Ben Aris in Moscow -
It's back to the drawing board for Russia's utilities reform.
The Russian government admitted at the end of September that its reforms designed to set the regulated tariff rates have been driving badly needed investors away from the sector.
The Russian privatisation of the power sector at the end of the 1990s is one of the great unsung success stories of Russian reform and one of the biggest sell-offs in history. Foreign and domestic investors flocked to the sector, driving utility share prices through the roof. At the same time, a wholesale market for electricity sales was successfully set up, putting the generation business on a market basis.
However, the state has bungled the second phase of the reforms that sets up a mechanism to set regulated tariffs and distribution charges. Due to be launched at the start of last year, President Vladimir Putin put the tariff hikes on ice after it became clear the new formulae would send tariffs up by over a quarter only months ahead of the presidential election. Since then, the reform has been in disarray as industry players wrangle over how to fix the system to bring tariff increases down to a more acceptable levels.
At the end of September, Deputy Prime Minister Arkady Dvorkovich announced the government was in effect abandoning all the previous work and would overhaul the whole system, because "the current market model does not [fully] allow the attraction of private investment into electricity generation and grids." The new regulations will be ready sometime in 2014, Dvorkovich said.
The retreat is unusual for the government. This is the first time a finished plan has been thrown out wholesale after it was clear the plan wouldn't work, and is perhaps the mark of the new younger, more liberal cabinet that was installed in May.
Getting the power sector reform right is crucial for Russia's long- term prospects, as the country needs to attract billions of dollars into building new capacity, modernising existing power plants and upgrading its leaky grid.
The issues are complicated, but underlying the reform is the simple task of untangling the Soviet-era system of cross-subsidies, which are used to keep power cheap for the population by charging companies extra. For example, large companies connected directly to the main power grid still pay distribution charges, but removing these excess payments would plunge many of Russia's distribution companies into bankruptcy.

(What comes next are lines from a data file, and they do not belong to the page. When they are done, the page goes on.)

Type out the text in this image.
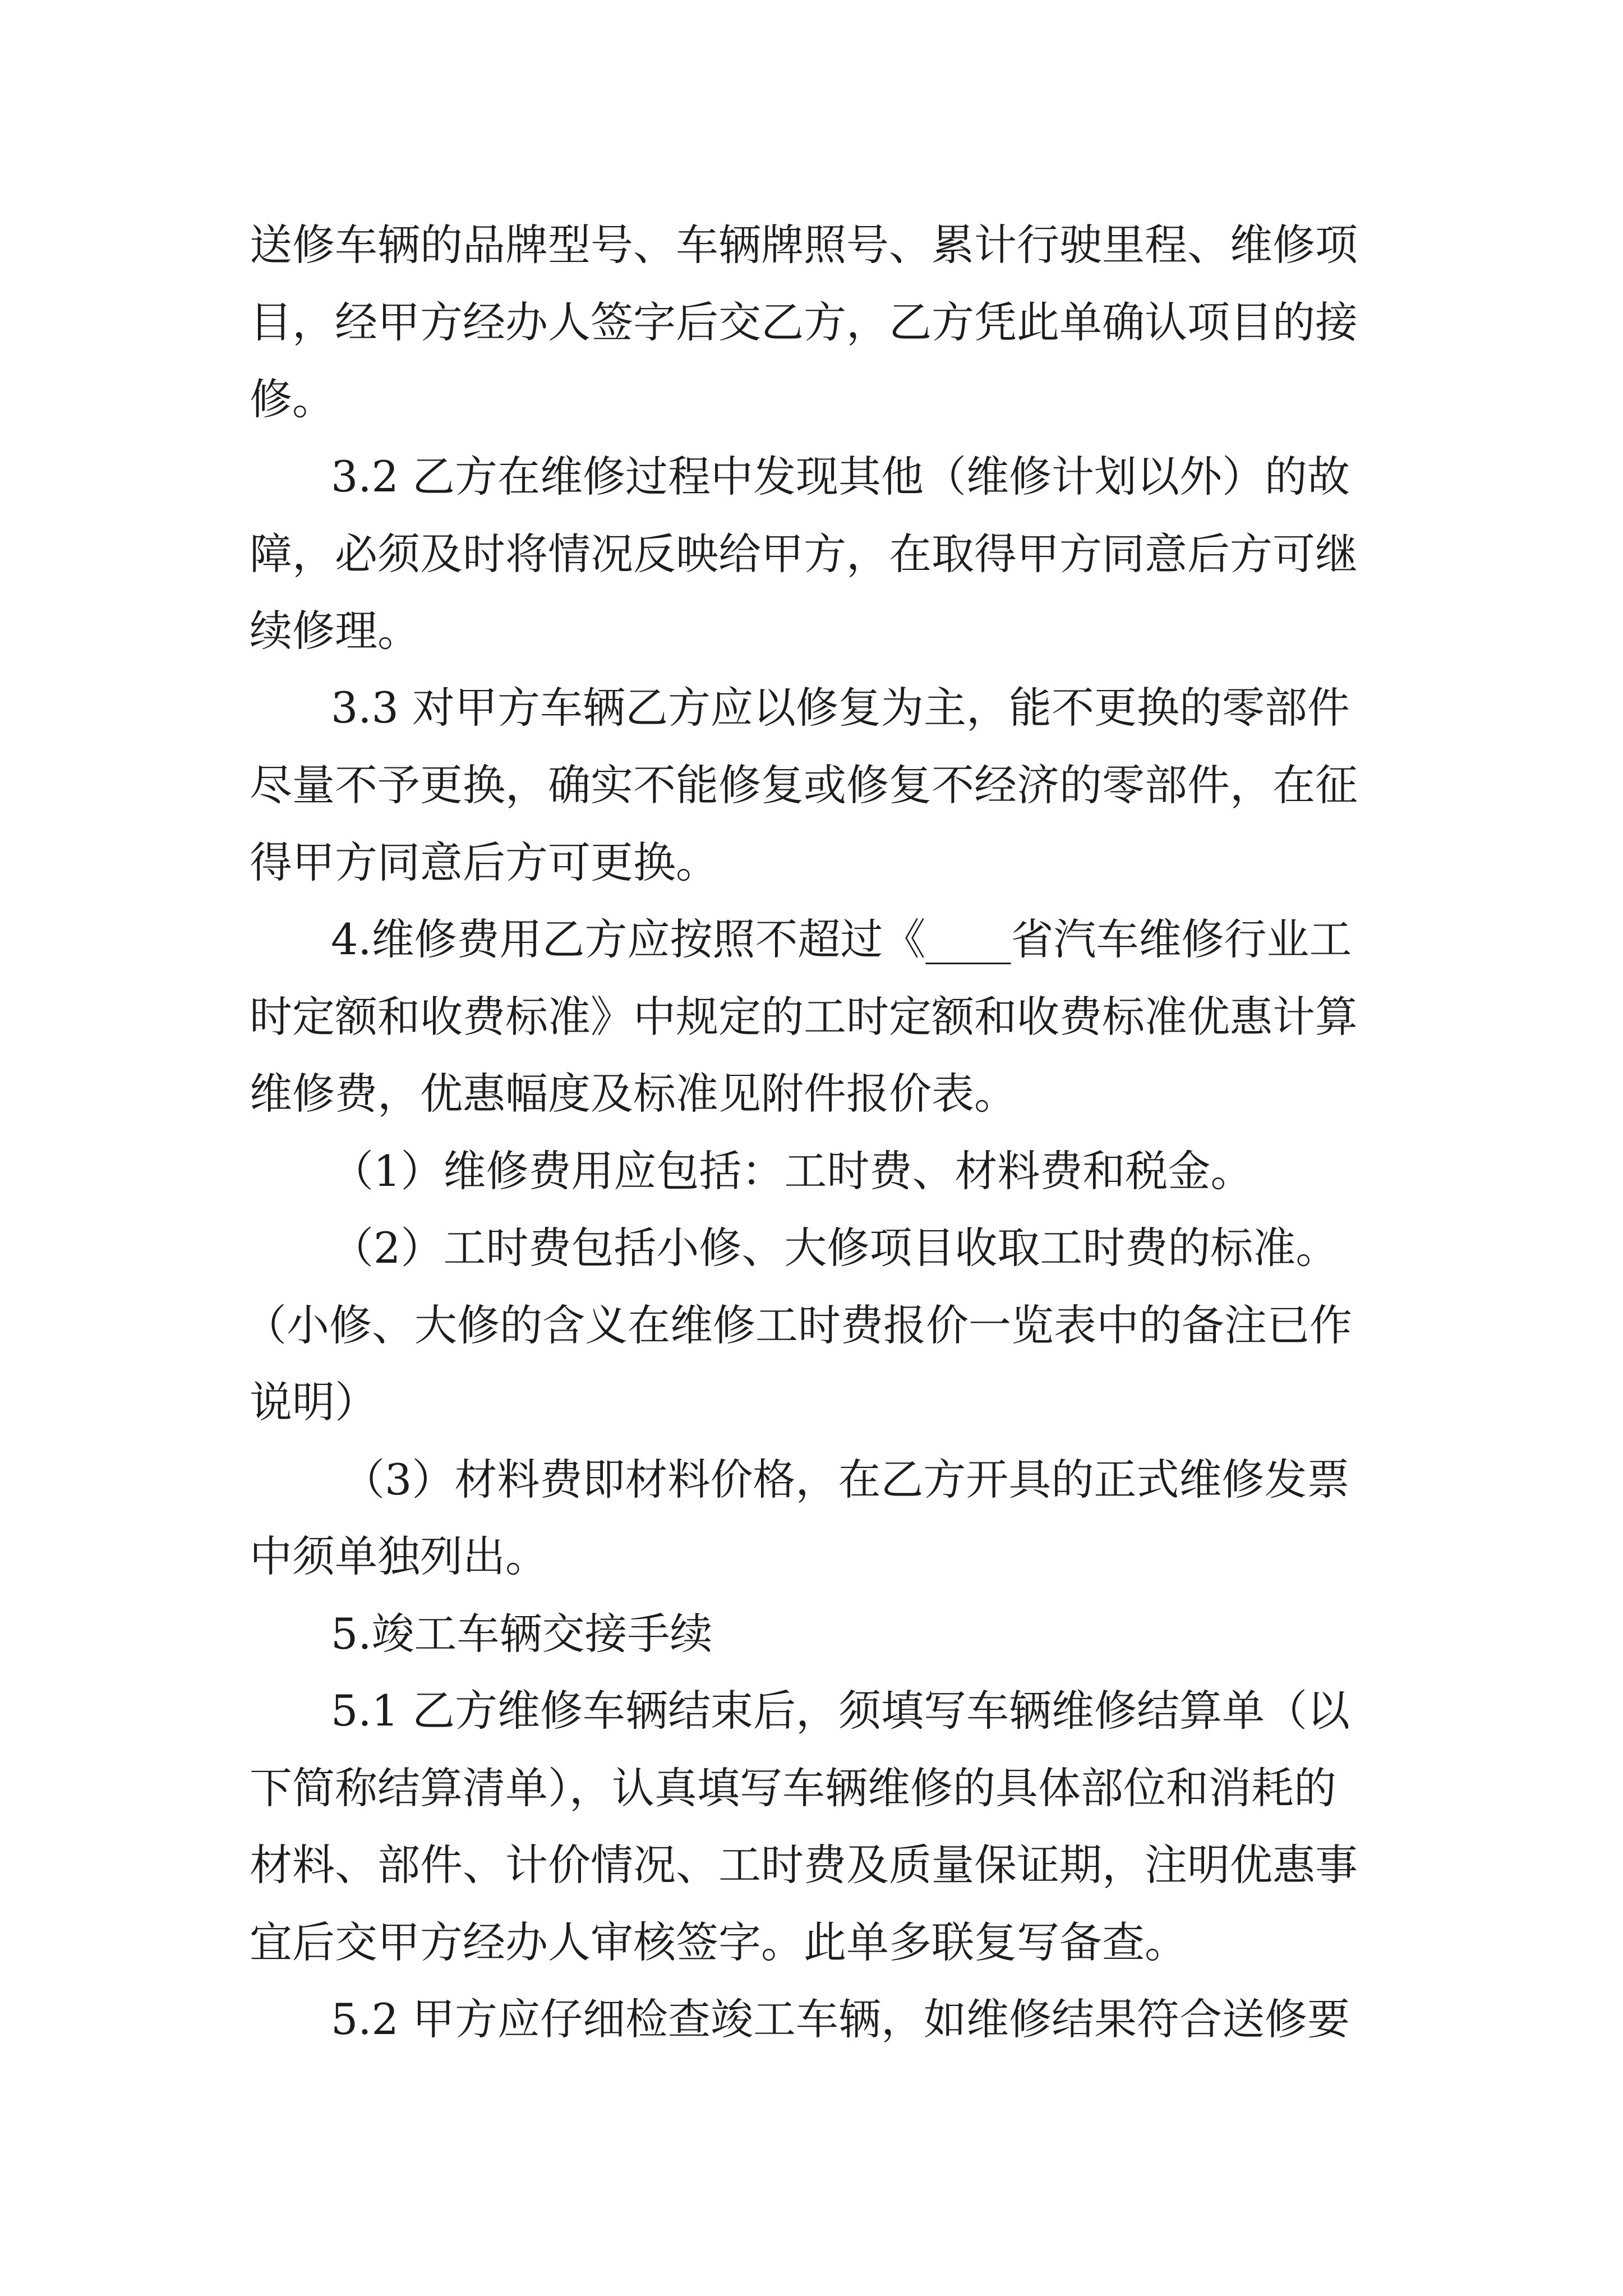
送修车辆的品牌型号、车辆牌照号、累计行驶里程、维修项

目，经甲方经办人签字后交乙方，乙方凭此单确认项目的接

修。

3.2 乙方在维修过程中发现其他（维修计划以外）的故

障，必须及时将情况反映给甲方，在取得甲方同意后方可继

续修理。

3.3 对甲方车辆乙方应以修复为主，能不更换的零部件

尽量不予更换，确实不能修复或修复不经济的零部件，在征

得甲方同意后方可更换。

4.维修费用乙方应按照不超过《____省汽车维修行业工

时定额和收费标准》中规定的工时定额和收费标准优惠计算

维修费，优惠幅度及标准见附件报价表。

（1）维修费用应包括：工时费、材料费和税金。

（2）工时费包括小修、大修项目收取工时费的标准。

（小修、大修的含义在维修工时费报价一览表中的备注已作

说明）

（3）材料费即材料价格，在乙方开具的正式维修发票

中须单独列出。

5.竣工车辆交接手续

5.1 乙方维修车辆结束后，须填写车辆维修结算单（以

下简称结算清单），认真填写车辆维修的具体部位和消耗的

材料、部件、计价情况、工时费及质量保证期，注明优惠事

宜后交甲方经办人审核签字。此单多联复写备查。

5.2 甲方应仔细检查竣工车辆，如维修结果符合送修要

Dvorkovich says the government plans to tackle the wider electricity cross-subsidy issue, by defining it in the law, then quantifying it and adopting a roadmap to gradually abolishing it. "This is the first time a senior government official has recognized the cross-subsidy issue and the suggested solution, in our view, if implemented, would lead to economically rational pricing for the services of the electricity companies," Vladimir Sklyar, a utilities analyst at Renaissance Capital, says.
At the same time, the key rate-of-return (known as RAB in Russian) regulation is to be scrapped and redrafted by 2014. The RAB rules were supposed to shift the calculations for tariffs away from the previous cost-plus formula and give benefits to power companies that had invested in upgrading facilities. However, the government and utilities have been very unhappy with the rules, which have no provision for economically rational returns and were been revised twice in the last year alone. "The current state of affairs is something of a micro-managed halfway house, with liberalised wholesale electricity prices but fully regulated capacity payments, a competitive but state-dominated generation market and long-term regulation of the grid sector, with tariffs adjusted on an annual basis," says Sklyar.
Russian Energy Minister Alexander Novak said that the sector will need RUB11.4 trillion ($362bn) of capital expenditure through to 2020, and the key challenge the sector faces is where to find the money, because, "current sector regulation does not motivate companies to invest."
Still, the old concerns remain: Russian Prime Minister Dmitry Medvedev said at the same meeting where the roadmap was presented that Russia cannot afford electricity prices to grow at the same pace that it has over the last five years and new sources of money have to be found.